We are hardwired as human beings to want closeness with a female because of the familiarity she represents. Life can be likened to a quest where we can only make sense of the journey by returning to our original destination. For humans, this equates to a fascination with orgasm and the female body, for that is where we originated. As a result of orgasm, we are conceived, and our first experiences take place not in a labor and delivery room, but in the female uterus and vagina. The womb is our first “home.” No wonder the female genitalia is a mesmerizing mystery — to both men and women!
And the moment we emerge from that womb, we’re immediately thrust…where? Not to the male breast, but to the female breast. It became our new “home” from which breakfast, lunch, and dinner flowed. I was recently visiting a friend who’d just had a baby, and her fussiness level revealed it was feeding time. The newborn squirmed and squealed relentlessly until her mom brought her to the breast, and then she relaxed completely, whimpering multiple sighs of relief and contentment. Indeed, our survival instincts make the connection that this soft, warm place is where comfort, security, and nourishment reside.
This desire is what drives many to distraction — looking at pornography, visiting topless bars and strip clubs, seeking a prostitute, a sexual affair or a lesbian partner.
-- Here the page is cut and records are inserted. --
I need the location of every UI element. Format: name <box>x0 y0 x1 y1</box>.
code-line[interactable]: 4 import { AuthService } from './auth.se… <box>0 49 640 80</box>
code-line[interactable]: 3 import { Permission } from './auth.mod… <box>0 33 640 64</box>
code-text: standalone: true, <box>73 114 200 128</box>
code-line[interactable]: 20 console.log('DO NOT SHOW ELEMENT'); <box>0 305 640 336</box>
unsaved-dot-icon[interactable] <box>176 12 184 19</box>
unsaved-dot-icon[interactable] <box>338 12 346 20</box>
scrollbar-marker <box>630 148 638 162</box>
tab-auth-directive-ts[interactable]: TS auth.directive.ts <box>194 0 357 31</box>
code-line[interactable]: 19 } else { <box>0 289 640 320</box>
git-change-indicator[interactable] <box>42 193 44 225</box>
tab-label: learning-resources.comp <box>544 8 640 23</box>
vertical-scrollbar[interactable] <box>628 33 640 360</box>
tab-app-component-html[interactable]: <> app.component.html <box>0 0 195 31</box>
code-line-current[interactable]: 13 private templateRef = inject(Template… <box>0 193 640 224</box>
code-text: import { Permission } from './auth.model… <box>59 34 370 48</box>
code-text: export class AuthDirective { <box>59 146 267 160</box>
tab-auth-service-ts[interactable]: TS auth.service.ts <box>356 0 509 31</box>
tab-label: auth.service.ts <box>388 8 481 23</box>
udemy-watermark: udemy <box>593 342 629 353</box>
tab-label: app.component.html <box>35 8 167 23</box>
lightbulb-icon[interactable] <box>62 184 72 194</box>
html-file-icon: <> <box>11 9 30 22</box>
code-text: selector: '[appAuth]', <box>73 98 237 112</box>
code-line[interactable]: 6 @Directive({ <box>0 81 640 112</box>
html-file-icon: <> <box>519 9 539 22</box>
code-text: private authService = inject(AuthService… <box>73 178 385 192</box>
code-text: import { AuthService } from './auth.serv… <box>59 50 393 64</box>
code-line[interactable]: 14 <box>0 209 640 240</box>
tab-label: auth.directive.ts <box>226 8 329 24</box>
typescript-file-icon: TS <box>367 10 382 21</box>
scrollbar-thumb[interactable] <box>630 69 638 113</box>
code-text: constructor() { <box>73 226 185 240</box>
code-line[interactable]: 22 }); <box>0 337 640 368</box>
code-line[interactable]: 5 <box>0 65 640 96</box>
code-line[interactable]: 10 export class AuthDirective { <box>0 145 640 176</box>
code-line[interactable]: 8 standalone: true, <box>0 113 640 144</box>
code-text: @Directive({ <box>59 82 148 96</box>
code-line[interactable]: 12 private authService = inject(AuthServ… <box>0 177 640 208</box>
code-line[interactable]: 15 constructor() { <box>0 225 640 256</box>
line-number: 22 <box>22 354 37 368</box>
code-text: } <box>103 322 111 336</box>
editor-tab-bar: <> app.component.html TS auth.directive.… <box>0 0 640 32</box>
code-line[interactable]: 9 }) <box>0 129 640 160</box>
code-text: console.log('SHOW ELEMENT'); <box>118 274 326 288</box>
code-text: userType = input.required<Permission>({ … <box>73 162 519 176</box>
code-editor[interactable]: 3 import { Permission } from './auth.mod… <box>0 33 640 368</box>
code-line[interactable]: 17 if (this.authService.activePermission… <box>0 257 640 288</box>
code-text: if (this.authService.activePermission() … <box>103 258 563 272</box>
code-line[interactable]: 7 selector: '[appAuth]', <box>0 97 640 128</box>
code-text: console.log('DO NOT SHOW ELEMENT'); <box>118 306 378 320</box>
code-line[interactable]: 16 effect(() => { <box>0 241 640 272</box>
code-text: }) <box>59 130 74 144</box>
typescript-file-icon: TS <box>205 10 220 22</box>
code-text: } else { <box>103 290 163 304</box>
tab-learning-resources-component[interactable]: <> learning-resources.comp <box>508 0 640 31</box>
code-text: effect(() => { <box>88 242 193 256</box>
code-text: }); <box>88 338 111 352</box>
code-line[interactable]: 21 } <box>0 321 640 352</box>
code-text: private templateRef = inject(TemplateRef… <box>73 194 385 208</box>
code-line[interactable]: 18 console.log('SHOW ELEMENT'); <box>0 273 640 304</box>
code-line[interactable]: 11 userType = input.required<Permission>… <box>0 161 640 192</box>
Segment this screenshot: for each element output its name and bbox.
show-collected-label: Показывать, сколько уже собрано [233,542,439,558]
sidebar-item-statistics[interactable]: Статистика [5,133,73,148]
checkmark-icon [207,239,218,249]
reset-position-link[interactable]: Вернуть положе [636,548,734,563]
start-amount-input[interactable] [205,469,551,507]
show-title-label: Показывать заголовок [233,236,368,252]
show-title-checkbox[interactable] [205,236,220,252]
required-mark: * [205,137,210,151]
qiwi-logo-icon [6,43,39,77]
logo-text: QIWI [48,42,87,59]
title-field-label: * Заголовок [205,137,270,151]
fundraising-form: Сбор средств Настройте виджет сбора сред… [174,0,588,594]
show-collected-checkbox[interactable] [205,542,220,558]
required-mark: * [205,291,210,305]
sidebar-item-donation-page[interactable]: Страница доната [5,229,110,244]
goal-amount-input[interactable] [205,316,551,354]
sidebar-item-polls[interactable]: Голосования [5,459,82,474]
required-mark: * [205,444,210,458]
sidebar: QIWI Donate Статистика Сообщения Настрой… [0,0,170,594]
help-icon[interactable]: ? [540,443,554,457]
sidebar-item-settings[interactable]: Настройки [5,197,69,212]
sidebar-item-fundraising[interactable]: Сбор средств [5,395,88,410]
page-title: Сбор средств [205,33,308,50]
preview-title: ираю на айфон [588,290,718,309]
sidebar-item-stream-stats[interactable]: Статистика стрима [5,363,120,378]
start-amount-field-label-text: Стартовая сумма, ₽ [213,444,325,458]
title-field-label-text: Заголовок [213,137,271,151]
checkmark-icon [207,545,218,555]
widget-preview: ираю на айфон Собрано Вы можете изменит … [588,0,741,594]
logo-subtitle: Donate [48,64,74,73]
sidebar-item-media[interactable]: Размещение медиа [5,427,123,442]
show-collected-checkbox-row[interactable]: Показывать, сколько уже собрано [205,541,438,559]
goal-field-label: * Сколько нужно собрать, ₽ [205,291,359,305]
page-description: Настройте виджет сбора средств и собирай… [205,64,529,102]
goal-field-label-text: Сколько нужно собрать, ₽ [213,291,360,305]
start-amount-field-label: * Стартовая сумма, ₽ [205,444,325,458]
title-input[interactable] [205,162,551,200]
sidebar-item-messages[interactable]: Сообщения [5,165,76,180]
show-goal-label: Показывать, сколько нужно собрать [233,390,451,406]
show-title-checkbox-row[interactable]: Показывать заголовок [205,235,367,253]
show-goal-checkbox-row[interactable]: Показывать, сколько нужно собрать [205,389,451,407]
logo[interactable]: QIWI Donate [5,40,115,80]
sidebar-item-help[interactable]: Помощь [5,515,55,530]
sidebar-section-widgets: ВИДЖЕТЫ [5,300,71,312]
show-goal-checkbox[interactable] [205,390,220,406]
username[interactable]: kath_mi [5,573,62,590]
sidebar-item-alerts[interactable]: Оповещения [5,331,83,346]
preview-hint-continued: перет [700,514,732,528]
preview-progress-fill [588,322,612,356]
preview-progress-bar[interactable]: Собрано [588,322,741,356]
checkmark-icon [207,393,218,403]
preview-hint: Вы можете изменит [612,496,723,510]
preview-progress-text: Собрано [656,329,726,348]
But could there be an even deeper spiritual longing behind such sexual longings?
However, because most denominations embrace a strictly masculine image of God, we only hear Him referred to as “Father,” never as “Mother.” This creates two psychological dilemmas. First, for the woman who was abused by her father or a significant male in her life, connecting with God as a “Father” can feel like a dangerous proposition. However, she might feel safer connecting with God as a “Mother,” since mothers often paint a softer, gentler picture of God in our minds than fathers do.
We simply weren’t designed to fully complete each other, only to compliment one another. We must look to God to complete us. This can only be done as we embrace not just the masculine side of God, but also the feminine side.
If you’re thinking this sounds more “New Agey” than biblical, consider that the Hebrew word shaddai comes from the root word “breast,” and one of the most common words for God, El Shaddai, can be translated “many breasted one,” used forty-eight times in the Old Testament. In other words, God isn’t just the Father-figure who protects and provides, He is also the Mother-figure who nourishes and comforts. This is a God who can meet ALL our needs . . . if we’d only let Him.